Surprising finding in rare form of melanoma get patients closer to personalised medicine
11 January 2018
Researchers at Melanoma Institute Australia have demonstrated that immunotherapy is highly effective in treating a rare form of melanoma – a result that is surprising due to the nature of the tumour.
Desmoplastic melanoma accounts for less than 4% of melanomas in Australia and is typically found on chronically sun-damaged skin of older individuals. The tumour is characterised by dense fibrous connective tissue – a characteristic that was thought to physically limit immune cells effectively penetrating the tumour to destroy it.
However, the study – published today in the prestigious journal Nature – has revealed that desmoplastic melanomas are actually highly responsive to single agent anti-PD-1 therapy (pembrolizumab or nivolumab).
The study showed that 70% of patients with advanced desmoplastic melanoma responded to the immunotherapy – a response rate that is significantly higher than any other subtype of melanoma (typically 33–40%). One-third of patients had a complete response to treatment and their tumours did not progress at all (median follow up of 22 months).
This finding is likely to have implications for how we treat desmoplastic melanoma in the future.
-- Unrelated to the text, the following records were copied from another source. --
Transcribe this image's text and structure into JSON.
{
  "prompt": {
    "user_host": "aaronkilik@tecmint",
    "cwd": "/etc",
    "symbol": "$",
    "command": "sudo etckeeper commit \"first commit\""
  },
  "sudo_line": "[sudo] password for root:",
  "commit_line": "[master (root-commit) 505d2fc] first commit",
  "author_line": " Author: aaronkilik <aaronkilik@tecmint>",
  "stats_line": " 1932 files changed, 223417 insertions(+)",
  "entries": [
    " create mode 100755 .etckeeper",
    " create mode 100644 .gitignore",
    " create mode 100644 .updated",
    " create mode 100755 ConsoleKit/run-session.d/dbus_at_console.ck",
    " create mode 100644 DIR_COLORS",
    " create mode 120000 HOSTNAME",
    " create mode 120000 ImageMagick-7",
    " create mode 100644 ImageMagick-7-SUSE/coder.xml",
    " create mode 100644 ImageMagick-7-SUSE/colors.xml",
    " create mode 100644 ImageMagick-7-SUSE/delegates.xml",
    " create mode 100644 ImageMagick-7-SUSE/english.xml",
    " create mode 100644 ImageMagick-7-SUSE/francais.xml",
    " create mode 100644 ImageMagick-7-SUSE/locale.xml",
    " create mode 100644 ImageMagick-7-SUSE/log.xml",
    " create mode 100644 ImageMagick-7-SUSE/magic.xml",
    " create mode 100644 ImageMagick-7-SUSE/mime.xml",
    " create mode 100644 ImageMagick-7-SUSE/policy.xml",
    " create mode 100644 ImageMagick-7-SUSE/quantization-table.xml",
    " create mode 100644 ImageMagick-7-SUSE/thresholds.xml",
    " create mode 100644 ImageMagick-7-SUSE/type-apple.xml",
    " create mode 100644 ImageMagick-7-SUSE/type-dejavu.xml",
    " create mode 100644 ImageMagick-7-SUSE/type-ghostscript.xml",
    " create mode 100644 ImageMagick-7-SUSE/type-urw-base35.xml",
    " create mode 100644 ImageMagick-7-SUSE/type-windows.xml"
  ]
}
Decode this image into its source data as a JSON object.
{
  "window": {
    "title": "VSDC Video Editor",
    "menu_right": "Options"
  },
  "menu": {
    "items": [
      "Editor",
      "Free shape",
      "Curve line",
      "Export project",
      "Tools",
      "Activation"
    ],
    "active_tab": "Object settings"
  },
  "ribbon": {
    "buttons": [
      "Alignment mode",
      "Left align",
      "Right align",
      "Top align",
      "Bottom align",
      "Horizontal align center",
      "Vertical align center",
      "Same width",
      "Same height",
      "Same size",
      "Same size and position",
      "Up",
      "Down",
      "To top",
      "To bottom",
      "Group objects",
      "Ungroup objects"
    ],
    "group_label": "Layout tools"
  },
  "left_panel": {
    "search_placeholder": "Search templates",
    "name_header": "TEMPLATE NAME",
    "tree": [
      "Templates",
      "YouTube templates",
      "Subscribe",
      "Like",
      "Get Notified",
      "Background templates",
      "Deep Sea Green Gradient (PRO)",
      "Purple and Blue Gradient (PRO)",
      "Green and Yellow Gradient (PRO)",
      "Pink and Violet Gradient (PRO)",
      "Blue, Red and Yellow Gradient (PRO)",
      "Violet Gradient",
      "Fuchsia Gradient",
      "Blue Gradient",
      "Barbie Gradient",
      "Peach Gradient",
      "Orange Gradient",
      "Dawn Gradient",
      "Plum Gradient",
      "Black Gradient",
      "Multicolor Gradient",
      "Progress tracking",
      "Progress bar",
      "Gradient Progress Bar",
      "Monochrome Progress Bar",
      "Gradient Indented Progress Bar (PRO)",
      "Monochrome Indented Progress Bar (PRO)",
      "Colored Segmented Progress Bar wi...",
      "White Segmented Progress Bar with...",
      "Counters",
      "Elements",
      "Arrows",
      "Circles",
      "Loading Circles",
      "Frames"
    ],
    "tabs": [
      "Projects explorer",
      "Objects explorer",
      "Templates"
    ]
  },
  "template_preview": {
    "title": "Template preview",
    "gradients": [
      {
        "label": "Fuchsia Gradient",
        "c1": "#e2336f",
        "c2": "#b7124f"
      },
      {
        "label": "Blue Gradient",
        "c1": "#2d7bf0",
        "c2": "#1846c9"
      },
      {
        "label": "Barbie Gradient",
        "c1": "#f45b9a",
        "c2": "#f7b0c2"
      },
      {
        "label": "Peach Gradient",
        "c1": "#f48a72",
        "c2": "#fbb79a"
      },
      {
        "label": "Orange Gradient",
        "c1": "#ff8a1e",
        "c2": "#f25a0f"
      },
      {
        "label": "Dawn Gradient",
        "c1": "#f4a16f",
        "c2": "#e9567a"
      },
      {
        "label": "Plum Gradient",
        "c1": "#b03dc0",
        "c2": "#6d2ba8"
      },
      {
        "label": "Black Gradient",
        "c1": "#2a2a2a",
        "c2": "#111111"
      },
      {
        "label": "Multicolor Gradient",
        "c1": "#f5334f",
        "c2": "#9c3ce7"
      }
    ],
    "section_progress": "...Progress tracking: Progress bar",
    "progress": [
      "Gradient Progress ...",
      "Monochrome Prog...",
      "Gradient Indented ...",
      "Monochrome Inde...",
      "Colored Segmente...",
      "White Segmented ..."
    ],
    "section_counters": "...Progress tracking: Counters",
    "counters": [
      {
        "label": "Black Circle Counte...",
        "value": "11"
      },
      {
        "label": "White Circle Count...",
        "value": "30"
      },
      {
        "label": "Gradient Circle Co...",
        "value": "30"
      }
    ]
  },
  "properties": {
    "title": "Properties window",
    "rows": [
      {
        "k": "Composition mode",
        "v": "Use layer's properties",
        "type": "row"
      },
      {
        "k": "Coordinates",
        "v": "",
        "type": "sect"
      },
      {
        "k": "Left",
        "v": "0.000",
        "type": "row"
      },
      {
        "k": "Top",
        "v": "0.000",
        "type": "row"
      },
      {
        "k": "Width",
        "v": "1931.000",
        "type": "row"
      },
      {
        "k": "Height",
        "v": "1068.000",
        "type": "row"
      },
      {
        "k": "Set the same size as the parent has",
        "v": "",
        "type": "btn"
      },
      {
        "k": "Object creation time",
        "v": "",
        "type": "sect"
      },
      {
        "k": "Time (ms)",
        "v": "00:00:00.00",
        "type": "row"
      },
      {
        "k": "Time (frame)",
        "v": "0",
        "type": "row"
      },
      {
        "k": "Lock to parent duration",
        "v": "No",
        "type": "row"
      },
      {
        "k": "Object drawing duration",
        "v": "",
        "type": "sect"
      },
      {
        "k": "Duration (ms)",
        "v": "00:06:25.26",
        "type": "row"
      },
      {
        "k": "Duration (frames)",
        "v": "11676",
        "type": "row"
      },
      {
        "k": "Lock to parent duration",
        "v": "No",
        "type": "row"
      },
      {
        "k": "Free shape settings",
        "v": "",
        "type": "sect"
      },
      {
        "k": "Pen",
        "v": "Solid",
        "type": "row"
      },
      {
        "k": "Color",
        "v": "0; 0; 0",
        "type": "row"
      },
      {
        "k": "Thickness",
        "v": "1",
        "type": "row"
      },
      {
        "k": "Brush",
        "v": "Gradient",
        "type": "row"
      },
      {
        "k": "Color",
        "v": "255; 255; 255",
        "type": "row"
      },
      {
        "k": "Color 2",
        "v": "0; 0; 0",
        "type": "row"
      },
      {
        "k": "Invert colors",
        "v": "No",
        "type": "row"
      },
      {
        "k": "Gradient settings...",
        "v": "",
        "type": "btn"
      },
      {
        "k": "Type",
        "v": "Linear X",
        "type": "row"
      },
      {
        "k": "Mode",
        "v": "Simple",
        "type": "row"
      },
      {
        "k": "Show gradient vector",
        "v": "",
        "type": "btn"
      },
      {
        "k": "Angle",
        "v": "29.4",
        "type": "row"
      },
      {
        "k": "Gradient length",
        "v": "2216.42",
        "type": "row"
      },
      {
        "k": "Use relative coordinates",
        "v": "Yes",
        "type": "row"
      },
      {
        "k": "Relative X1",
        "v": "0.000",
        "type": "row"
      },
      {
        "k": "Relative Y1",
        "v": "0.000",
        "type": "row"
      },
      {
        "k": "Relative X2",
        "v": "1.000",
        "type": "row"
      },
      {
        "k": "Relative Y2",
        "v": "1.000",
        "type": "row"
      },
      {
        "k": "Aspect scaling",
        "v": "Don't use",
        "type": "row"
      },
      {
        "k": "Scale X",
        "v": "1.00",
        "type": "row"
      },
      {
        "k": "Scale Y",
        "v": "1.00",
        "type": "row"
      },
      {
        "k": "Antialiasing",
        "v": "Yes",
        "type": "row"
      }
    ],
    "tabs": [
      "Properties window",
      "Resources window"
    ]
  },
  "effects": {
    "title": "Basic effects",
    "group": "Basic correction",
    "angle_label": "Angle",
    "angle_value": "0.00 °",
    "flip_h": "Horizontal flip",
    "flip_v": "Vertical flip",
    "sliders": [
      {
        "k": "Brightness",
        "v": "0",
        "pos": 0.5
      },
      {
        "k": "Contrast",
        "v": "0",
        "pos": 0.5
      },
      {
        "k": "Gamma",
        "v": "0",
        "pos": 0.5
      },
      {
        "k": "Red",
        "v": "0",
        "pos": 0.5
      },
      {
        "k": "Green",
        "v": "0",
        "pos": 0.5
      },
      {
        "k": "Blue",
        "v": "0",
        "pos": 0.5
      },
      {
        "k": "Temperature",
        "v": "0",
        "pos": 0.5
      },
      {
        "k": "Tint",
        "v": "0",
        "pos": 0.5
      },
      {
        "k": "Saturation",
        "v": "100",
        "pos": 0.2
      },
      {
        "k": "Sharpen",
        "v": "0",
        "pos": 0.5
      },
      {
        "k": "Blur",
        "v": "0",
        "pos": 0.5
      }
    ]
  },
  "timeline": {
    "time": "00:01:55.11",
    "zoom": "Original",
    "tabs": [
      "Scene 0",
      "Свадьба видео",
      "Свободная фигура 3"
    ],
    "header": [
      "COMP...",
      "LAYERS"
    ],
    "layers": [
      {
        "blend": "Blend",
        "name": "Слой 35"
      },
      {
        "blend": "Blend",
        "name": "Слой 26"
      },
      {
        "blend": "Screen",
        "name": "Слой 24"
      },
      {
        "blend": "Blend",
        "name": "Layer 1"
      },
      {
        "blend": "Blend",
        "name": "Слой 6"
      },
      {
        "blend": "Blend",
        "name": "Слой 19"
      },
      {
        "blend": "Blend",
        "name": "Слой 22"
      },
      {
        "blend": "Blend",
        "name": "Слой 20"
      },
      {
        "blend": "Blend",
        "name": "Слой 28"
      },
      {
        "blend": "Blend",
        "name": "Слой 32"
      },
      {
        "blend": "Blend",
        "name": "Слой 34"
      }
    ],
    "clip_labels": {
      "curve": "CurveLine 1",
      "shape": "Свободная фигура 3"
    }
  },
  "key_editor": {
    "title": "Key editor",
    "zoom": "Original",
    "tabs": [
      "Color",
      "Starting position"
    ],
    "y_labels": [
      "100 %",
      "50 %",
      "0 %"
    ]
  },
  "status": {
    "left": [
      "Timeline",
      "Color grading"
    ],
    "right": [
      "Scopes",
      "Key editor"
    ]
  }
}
By gaining a deeper understanding of which subtypes of melanoma are more responsive to treatment, we can get one step closer to more effective and personalised medicine.
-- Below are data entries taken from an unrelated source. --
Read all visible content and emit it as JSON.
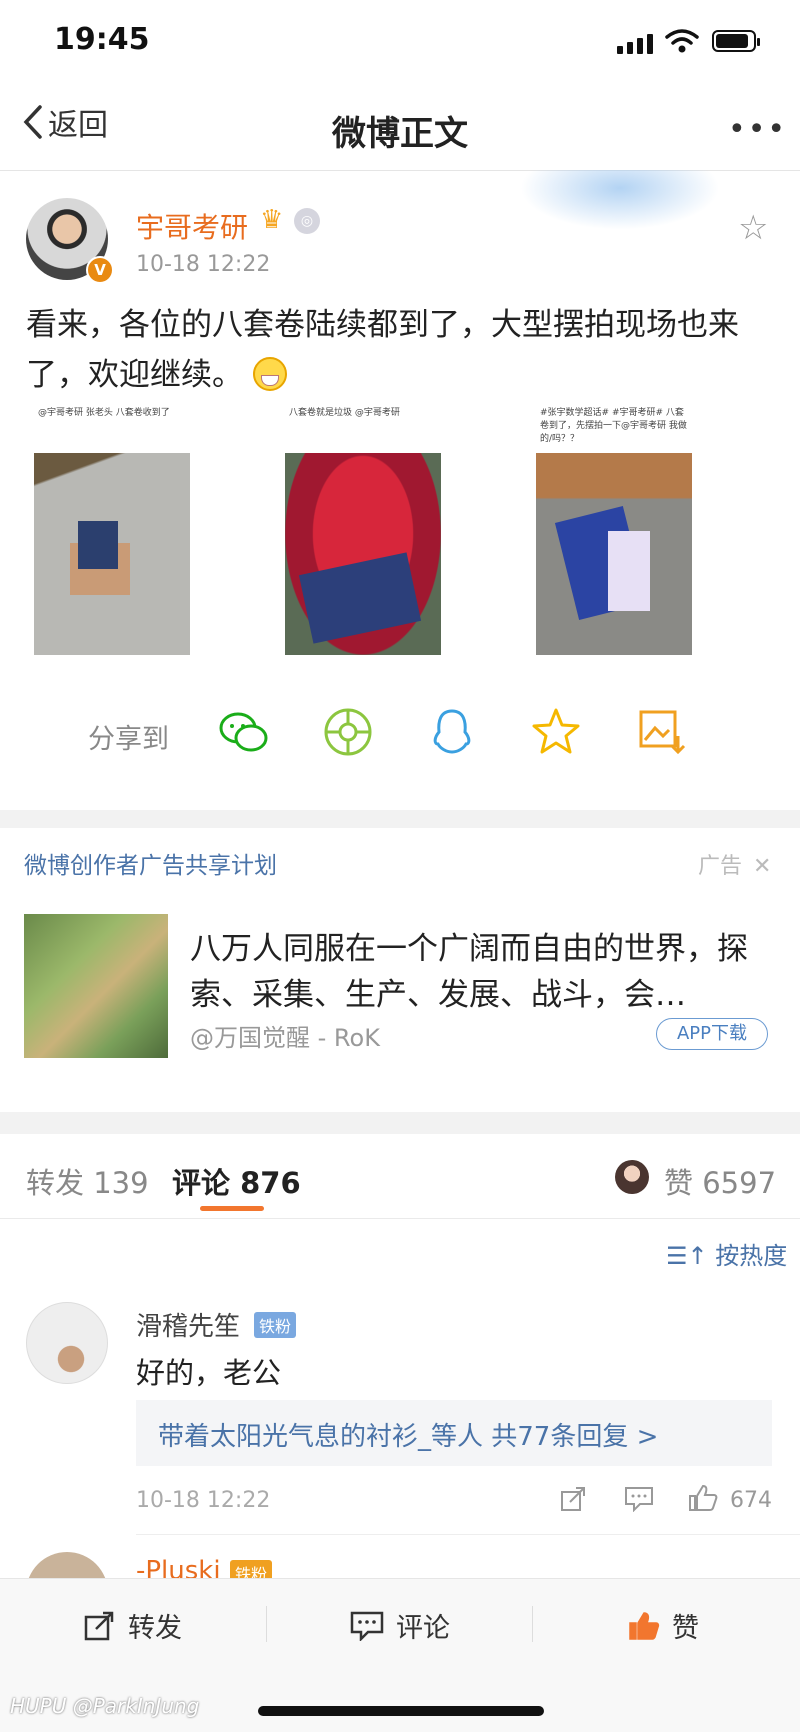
{
  "status_bar": {
    "time": "19:45",
    "battery_level": 0.9
  },
  "nav": {
    "back_label": "返回",
    "title": "微博正文",
    "more": "•••"
  },
  "post": {
    "author": "宇哥考研",
    "time": "10-18 12:22",
    "text": "看来，各位的八套卷陆续都到了，大型摆拍现场也来了，欢迎继续。",
    "images": [
      {
        "caption": "@宇哥考研 张老头 八套卷收到了"
      },
      {
        "caption": "八套卷就是垃圾 @宇哥考研"
      },
      {
        "caption": "#张宇数学超话# #宇哥考研# 八套卷到了，先摆拍一下@宇哥考研 我做的/吗？？"
      }
    ]
  },
  "share": {
    "label": "分享到",
    "icons": [
      "wechat-icon",
      "moments-icon",
      "qq-icon",
      "qzone-icon",
      "save-image-icon"
    ]
  },
  "ad": {
    "header": "微博创作者广告共享计划",
    "tag": "广告",
    "text": "八万人同服在一个广阔而自由的世界，探索、采集、生产、发展、战斗，会…",
    "source": "@万国觉醒 - RoK",
    "button": "APP下载"
  },
  "tabs": {
    "repost_label": "转发",
    "repost_count": "139",
    "comment_label": "评论",
    "comment_count": "876",
    "like_label": "赞",
    "like_count": "6597"
  },
  "sort": {
    "label": "按热度"
  },
  "comments": [
    {
      "name": "滑稽先笙",
      "badge": "铁粉",
      "text": "好的，老公",
      "replies": "带着太阳光气息的衬衫_等人  共77条回复 >",
      "time": "10-18 12:22",
      "likes": "674"
    },
    {
      "name": "-Pluski",
      "badge": "铁粉"
    }
  ],
  "bottom_bar": {
    "repost": "转发",
    "comment": "评论",
    "like": "赞"
  },
  "watermark": "HUPU @ParkInJung",
  "colors": {
    "accent": "#f2762e",
    "link": "#4a73a8",
    "username": "#e86c1e"
  }
}
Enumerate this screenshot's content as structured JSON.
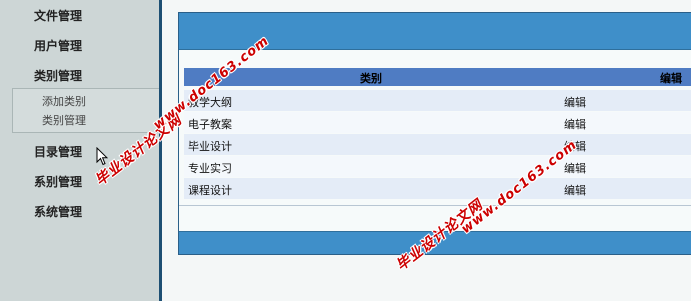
{
  "sidebar": {
    "items": [
      {
        "label": "文件管理"
      },
      {
        "label": "用户管理"
      },
      {
        "label": "类别管理"
      },
      {
        "label": "目录管理"
      },
      {
        "label": "系别管理"
      },
      {
        "label": "系统管理"
      }
    ],
    "submenu": [
      {
        "label": "添加类别"
      },
      {
        "label": "类别管理"
      }
    ]
  },
  "table": {
    "columns": [
      "类别",
      "编辑"
    ],
    "rows": [
      {
        "category": "教学大纲",
        "action": "编辑"
      },
      {
        "category": "电子教案",
        "action": "编辑"
      },
      {
        "category": "毕业设计",
        "action": "编辑"
      },
      {
        "category": "专业实习",
        "action": "编辑"
      },
      {
        "category": "课程设计",
        "action": "编辑"
      }
    ]
  },
  "watermarks": {
    "site_name": "毕业设计论文网",
    "url": "www.doc163.com"
  },
  "colors": {
    "sidebar_bg": "#cdd6d6",
    "header_bar": "#3f8fc9",
    "table_head": "#4f7cc3",
    "watermark": "#cc0000"
  }
}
The study also found a higher percentage of PD-L1 positive cells in the desmoplastic melanoma tumours compared with non-desmoplastic melanomas, which helps explain why so many patients respond to this type of therapy.
A genetic analysis was also conducted and found many genes were mutated in a pattern that corresponds to damage by ultraviolet (UV) light. Whole-exome sequencing also revealed gene mutations that are also characteristic of NF1 subtype melanoma.